Come se non ci fosse il sociale, come appunto, se non mi servisse. Come se non fosse necessario per la mia
realizzazione. Quindi entrambi questi rischi vanno tenuti presente, e come cristiani dobbiamo in modo
particolare evitare entrambi questi rischi, come gli altri rischia a proposito delle democrazie contemporanee.

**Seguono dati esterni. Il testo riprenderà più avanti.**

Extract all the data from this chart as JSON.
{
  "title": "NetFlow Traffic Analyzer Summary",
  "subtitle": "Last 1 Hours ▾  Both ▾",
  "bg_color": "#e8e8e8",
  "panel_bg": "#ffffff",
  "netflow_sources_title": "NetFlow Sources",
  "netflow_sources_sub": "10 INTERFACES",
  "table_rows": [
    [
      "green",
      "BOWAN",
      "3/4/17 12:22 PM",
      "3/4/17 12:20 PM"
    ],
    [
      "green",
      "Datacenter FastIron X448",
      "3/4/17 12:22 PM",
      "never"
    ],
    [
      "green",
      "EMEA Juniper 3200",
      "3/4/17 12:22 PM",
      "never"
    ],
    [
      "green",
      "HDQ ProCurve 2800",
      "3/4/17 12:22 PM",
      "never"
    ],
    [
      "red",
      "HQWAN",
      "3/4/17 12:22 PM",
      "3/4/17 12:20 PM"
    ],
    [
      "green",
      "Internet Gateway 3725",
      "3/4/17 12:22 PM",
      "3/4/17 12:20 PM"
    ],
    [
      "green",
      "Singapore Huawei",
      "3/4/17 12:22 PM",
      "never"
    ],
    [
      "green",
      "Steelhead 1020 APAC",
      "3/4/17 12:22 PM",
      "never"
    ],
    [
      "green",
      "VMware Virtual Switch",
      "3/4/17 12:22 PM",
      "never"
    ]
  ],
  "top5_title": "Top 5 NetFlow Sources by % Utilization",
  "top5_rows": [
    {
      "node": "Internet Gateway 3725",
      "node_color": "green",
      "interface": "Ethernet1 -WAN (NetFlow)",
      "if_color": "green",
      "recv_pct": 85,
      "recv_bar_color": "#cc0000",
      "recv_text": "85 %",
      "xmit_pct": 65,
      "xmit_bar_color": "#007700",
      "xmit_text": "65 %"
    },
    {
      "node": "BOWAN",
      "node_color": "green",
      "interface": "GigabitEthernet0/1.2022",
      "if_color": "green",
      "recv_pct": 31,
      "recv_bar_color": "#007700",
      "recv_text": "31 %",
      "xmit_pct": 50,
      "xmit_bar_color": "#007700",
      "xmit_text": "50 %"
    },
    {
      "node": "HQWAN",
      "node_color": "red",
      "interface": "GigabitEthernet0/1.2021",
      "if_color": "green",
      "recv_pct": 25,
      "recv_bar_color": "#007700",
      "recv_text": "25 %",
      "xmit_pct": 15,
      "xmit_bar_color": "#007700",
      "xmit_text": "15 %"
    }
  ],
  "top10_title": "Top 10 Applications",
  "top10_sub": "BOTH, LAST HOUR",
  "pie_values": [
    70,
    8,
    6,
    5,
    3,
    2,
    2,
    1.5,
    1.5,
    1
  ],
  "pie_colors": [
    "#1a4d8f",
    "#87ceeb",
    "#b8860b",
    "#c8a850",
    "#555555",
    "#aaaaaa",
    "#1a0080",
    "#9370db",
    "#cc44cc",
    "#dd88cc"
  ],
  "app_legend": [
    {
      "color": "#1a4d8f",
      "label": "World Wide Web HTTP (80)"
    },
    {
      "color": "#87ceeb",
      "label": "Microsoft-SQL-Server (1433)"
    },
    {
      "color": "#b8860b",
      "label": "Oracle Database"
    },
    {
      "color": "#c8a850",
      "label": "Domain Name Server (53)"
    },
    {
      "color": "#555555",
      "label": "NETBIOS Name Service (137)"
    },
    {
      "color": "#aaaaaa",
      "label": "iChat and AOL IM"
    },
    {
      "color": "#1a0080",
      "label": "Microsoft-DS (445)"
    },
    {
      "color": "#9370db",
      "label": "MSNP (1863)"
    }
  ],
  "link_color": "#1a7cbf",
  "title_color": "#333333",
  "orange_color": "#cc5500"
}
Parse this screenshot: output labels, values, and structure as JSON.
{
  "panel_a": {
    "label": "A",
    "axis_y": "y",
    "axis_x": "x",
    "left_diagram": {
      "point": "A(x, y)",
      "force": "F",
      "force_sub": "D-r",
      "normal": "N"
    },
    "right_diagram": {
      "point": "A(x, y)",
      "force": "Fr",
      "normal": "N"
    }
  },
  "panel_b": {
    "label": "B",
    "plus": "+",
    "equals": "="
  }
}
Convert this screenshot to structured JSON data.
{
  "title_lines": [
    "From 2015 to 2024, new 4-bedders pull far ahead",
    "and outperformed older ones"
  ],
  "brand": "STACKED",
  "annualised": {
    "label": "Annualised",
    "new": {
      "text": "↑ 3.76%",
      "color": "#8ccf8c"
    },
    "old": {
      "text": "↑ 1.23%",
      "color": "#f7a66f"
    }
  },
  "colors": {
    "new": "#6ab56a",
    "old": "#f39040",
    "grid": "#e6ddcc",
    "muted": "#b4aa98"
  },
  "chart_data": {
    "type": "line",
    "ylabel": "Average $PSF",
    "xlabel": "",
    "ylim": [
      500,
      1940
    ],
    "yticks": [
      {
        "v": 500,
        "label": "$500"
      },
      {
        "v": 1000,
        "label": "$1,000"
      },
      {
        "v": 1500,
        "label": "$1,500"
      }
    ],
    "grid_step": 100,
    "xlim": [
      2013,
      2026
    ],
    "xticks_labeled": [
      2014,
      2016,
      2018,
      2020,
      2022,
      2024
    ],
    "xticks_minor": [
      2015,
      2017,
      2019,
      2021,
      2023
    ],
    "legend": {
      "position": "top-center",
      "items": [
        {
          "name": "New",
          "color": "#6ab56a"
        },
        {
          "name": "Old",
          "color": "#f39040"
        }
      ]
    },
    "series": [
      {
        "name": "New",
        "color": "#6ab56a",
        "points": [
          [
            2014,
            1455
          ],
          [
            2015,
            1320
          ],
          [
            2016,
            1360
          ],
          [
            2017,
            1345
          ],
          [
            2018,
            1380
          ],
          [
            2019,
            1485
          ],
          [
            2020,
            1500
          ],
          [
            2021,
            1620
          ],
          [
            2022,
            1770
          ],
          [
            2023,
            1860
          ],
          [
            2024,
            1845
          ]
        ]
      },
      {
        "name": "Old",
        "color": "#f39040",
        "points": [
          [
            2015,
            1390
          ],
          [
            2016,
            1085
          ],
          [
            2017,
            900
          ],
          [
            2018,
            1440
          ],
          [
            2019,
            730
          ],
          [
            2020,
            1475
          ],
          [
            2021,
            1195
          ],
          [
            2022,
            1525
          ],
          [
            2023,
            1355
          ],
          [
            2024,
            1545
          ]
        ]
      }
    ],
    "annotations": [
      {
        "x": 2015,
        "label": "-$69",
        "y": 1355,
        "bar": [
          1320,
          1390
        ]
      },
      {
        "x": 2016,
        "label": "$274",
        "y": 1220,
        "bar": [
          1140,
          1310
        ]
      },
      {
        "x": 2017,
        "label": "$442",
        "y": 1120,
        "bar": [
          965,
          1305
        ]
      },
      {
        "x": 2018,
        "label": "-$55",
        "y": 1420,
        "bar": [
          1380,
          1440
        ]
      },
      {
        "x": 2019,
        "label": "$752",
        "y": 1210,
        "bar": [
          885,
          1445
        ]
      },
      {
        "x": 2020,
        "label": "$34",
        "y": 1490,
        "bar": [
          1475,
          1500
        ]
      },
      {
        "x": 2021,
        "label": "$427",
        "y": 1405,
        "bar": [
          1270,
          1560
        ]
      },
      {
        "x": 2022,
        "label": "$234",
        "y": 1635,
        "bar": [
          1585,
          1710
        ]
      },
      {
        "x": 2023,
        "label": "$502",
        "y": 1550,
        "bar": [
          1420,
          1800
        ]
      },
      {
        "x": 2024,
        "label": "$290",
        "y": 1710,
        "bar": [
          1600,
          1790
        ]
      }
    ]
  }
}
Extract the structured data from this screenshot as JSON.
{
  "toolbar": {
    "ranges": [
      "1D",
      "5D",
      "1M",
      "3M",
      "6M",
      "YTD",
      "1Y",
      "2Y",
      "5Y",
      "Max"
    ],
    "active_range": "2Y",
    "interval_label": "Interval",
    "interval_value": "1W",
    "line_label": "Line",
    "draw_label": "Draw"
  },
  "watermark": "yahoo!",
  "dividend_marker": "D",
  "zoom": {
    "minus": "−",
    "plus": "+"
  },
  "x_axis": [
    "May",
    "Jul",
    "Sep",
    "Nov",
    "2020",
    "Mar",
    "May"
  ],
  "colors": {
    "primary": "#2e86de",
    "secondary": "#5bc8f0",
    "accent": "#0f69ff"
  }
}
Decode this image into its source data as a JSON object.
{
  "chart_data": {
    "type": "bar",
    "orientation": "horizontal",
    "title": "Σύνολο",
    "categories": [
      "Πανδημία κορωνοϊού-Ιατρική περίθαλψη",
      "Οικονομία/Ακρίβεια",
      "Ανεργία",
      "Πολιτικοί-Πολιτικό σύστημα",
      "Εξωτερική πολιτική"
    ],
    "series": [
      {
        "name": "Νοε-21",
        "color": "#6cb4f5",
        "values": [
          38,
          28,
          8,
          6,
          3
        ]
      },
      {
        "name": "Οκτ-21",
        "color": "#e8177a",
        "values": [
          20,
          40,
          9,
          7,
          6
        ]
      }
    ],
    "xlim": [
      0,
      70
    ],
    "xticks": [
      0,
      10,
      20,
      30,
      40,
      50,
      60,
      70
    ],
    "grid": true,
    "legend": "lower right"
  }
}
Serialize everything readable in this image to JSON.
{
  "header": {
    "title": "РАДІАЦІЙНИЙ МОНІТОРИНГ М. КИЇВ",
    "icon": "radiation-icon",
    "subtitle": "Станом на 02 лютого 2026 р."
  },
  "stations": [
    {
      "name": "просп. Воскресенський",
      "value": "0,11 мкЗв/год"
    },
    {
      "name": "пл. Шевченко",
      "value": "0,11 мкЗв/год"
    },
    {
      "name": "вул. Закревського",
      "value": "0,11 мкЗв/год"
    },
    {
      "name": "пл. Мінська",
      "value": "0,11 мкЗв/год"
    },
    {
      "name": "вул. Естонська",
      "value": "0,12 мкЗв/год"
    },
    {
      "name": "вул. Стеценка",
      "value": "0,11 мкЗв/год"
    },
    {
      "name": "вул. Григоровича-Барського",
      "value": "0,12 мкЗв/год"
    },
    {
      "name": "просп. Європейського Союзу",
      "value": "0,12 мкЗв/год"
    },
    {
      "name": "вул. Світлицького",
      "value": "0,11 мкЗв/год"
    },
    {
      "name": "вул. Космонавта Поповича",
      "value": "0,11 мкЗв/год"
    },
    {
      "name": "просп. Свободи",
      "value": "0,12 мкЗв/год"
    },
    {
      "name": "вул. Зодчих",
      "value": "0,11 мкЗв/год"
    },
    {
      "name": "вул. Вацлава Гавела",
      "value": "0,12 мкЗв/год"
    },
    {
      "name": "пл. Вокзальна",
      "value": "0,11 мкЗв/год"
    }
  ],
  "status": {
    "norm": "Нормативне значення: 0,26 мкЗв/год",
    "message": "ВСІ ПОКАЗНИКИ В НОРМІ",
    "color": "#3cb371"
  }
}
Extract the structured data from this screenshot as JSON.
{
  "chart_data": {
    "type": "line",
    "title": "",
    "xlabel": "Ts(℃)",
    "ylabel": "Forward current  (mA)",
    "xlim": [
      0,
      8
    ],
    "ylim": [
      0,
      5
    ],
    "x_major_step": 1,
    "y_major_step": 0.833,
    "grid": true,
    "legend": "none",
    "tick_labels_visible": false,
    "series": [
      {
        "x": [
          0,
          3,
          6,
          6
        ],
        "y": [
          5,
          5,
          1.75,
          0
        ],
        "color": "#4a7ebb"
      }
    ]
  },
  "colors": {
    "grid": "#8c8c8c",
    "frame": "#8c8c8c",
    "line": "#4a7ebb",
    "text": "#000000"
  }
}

Ricordate… dicevamo, lo scetticismo, il relativismo, sono altri rischi che minano proprio questa vocazione
integrale e solidale dell’uomo, inteso in un contesto relazionale, inteso come lui e le autonomie terrene,
chiamato a vivere. Non per niente, ci sono anche dati che confermano, proprio come la società, stessa, gli
ambiti istituzionali (quando parlo di società in questo senso, mi riferisco agli ambiti istituzionali, le strutture,
le funzioni i contesti, quindi, non l’uomo inserito in esse, mi riferisco all’ambito puramente organizzativo.
Istituzionale, funzionale, in quel senso lì, quando uso questo tipo di concezione.). Quindi fa riferimento al
fatto, che orami questo ambito, è come se si sia sganciato dal controllo dell’uomo. Come se non sia più
l’uomo a poter indicare quali sono i fini, quali sono i mezzi, di cui, l’ambito istituzionale, organizzativo
funzionale, si serve per poter realizzare le finalità per le quali sono istituiti. Quindi un ambito, che
svincolato, nei fini, e nei mezzi usati, al punto che si assiste anche al fatto che l’uomo, talmente dissociato da
questa realtà istituzionale, vive come se dubitasse della sua stessa capacità di influire su quel contesto
istituzionale. Quindi l’uomo dubita anche di sé stesso, dubita della stessa potenzialità di influire su questo
contesto sociale. Quante volte ci facciamo queste domande: ma io da solo cosa posso fare? Le nostre scelte a
titolo personale, cosa possono dire alla società, in cui noi ci inseriamo? Ci sentiamo in un discorso di
minoranza, perché appunto sentiamo questa incapacità, forse perché manca qualcosa che ci tiene uniti
veramente. Perché se ci sentissimo un po’ più uniti, legati, gli uni gli altri, allora, questo sentimento, questa
paura, questo timore, verrebbe anche un po’ meno, sarebbe più debole. Invece si assiste proprio al fatto che
l’uomo dubita nella capacità di influire sulle sue stesse creature. Quindi le strutture, creazioni dell’uomo,
dovrebbero portare il suo segno, dovrebbero portare la sua identità, se è vero che è l’uomo che ha creato
queste strutture, queste organizzazioni, queste funzioni; queste stese istituzioni, appunto. Quindi è un po’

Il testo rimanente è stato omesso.